We kankeren wel altijd op Shimano, maar soms denken ze echt mee! Vind je 8 speed genoeg, maar is je fiets uitgerust met een 9-speedgroep dan kun je op onderstaande manier door de binnenkabel  achter de lip om 'omhoog' te trekken de derailleur ombouwen naar 8 speed:

  • HG70-9 speed cassettes kun je wel uit elkaar schroeven, maar die kransjes worden niet los geleverd. Als je omhoog zit moet je gaan rommelen met 8 speed kransjes.
  • Shimano is niet de enige leverancier van cassettes: Er zijn ook Taiwanese kopieen, SRAM heeft een paar 9 speed pignons voor MTB's en TA, Mavic en Marchisio leveren eigen modulair op te bouwen cassettes. Campagnolo cassettes passen niet op Sram of Shimanonaven.
  • Met het oude type UG kransjes kun je naar believen een cassette samenstellen, Shimano doet dat zelf ook om 9-speed UG cassettes voor nieuwelingen te maken, die beginnen bij 16. Daar valt echter moeilijk aan te komen (staan niet in de prijslijst) maar misschien dat een fietsenmaker nog een wandbord met losse tandwielen heeft hangen.
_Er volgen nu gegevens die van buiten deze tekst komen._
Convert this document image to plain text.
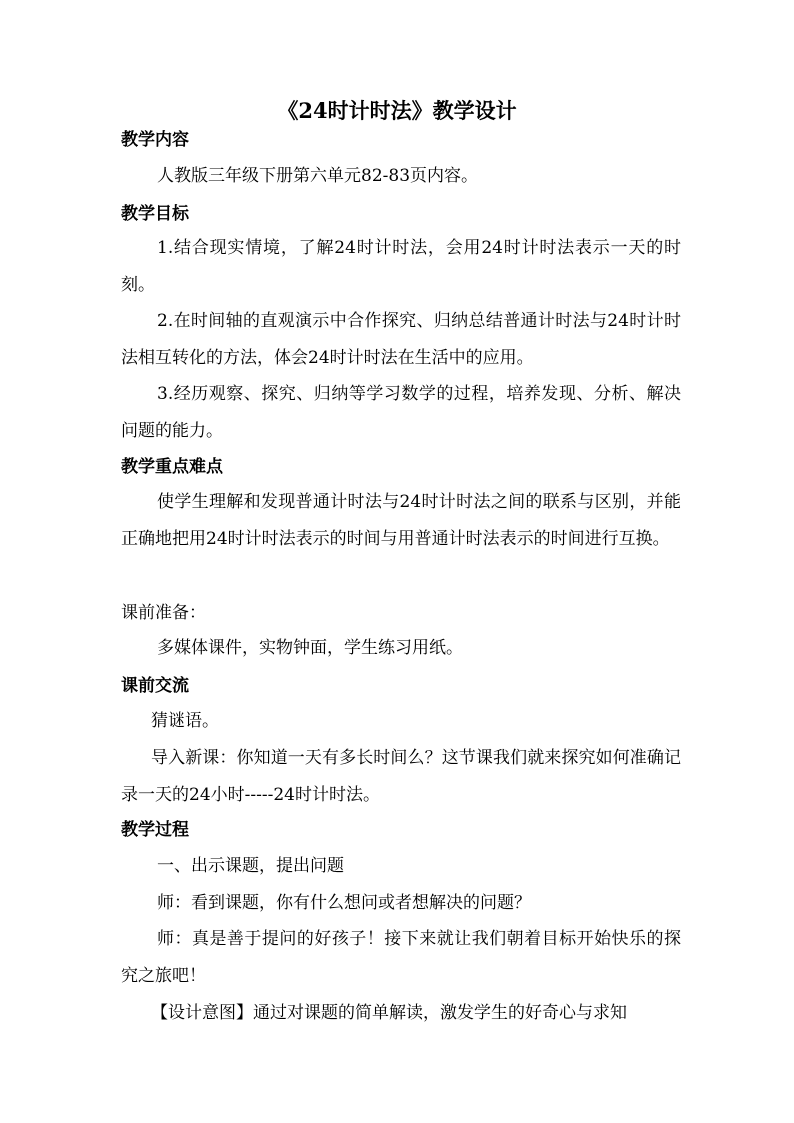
《24时计时法》教学设计
教学内容
人教版三年级下册第六单元82-83页内容。
教学目标
1.结合现实情境，了解24时计时法，会用24时计时法表示一天的时刻。
2.在时间轴的直观演示中合作探究、归纳总结普通计时法与24时计时法相互转化的方法，体会24时计时法在生活中的应用。
3.经历观察、探究、归纳等学习数学的过程，培养发现、分析、解决问题的能力。
教学重点难点
使学生理解和发现普通计时法与24时计时法之间的联系与区别，并能正确地把用24时计时法表示的时间与用普通计时法表示的时间进行互换。
课前准备：
多媒体课件，实物钟面，学生练习用纸。
课前交流
猜谜语。
导入新课：你知道一天有多长时间么？这节课我们就来探究如何准确记录一天的24小时-----24时计时法。
教学过程
一、出示课题，提出问题
师：看到课题，你有什么想问或者想解决的问题？
师：真是善于提问的好孩子！接下来就让我们朝着目标开始快乐的探究之旅吧！
【设计意图】通过对课题的简单解读，激发学生的好奇心与求知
UG kransjes hebben een andere tandvorm en geen brede nok, en passen dus op veel manieren op de naaf. Als ze versleten zijn kun je ze zelfs omdraaien.
Uniglide (UG) krans (let op
                  de van HG verschillende tandvorm)

10 speed
Shimano en Campagnolo bieden allebei nu 10 speed cassettes aan voor de racegroepen. Shimano (en Sram) doen nu ook 10v in MTB.
De Shimano 10 speed cassettes passen op de oude Shimano 8/9 speed naven, mits je eerst de dunne spacer die bij de cassette wordt geleverd op de body schuift. De 10 speed cassette is namelijk smaller dan de 9 speed! Op de nieuwe Dura-Ace 10 speed achternaaf met aluminium freehub passen alleen 10-speed kransjes. Om het zachte aluminium niet te laten inslaan heeft de body een grotere diameter gekregen en zijn de tanden in de kransjes dieper uitgewerkt. Goedkopere Ultegra 10 speed cassette's hebben zo te zien ook de verdiepte tanden om op een DA body te passen. 
Bij Campagnolo passen 9 en 10 speed cassettes op de zelfde naaf. Wel moet je oppassen dat je de voor de combinatie naaf en sluitkrans juiste borgring gebruikt. 


11 speed

Bij Shimano zijn de 11 speed wegcassettes breder dan de 8-9-10 series. De bodies van de naven zijn daarom iets breder. Bij MTB kon alles bij het oude blijven, die cassettes  
eindigen met zo'n groot tandwiel dat de spaken dan al ver genoeg uit de buurt blijven. De cassette is wel breder, maar hangt naar binnen

Speciale cassettes

Sram en nu ook Shimano hebben speciale freehub vormen ontwikkeld om een nog kleiner tandwiel dan de 11 te kunnen monteren. Kom je vooral bij 1 x zoveel aandrijflijnen tegen, om voldoende bereik uit een cassette te persen. Dure naven / wielen zijn vaak om te bouwen met een nieuwe freehub, mocht je vinden dat je niet zonder kunt.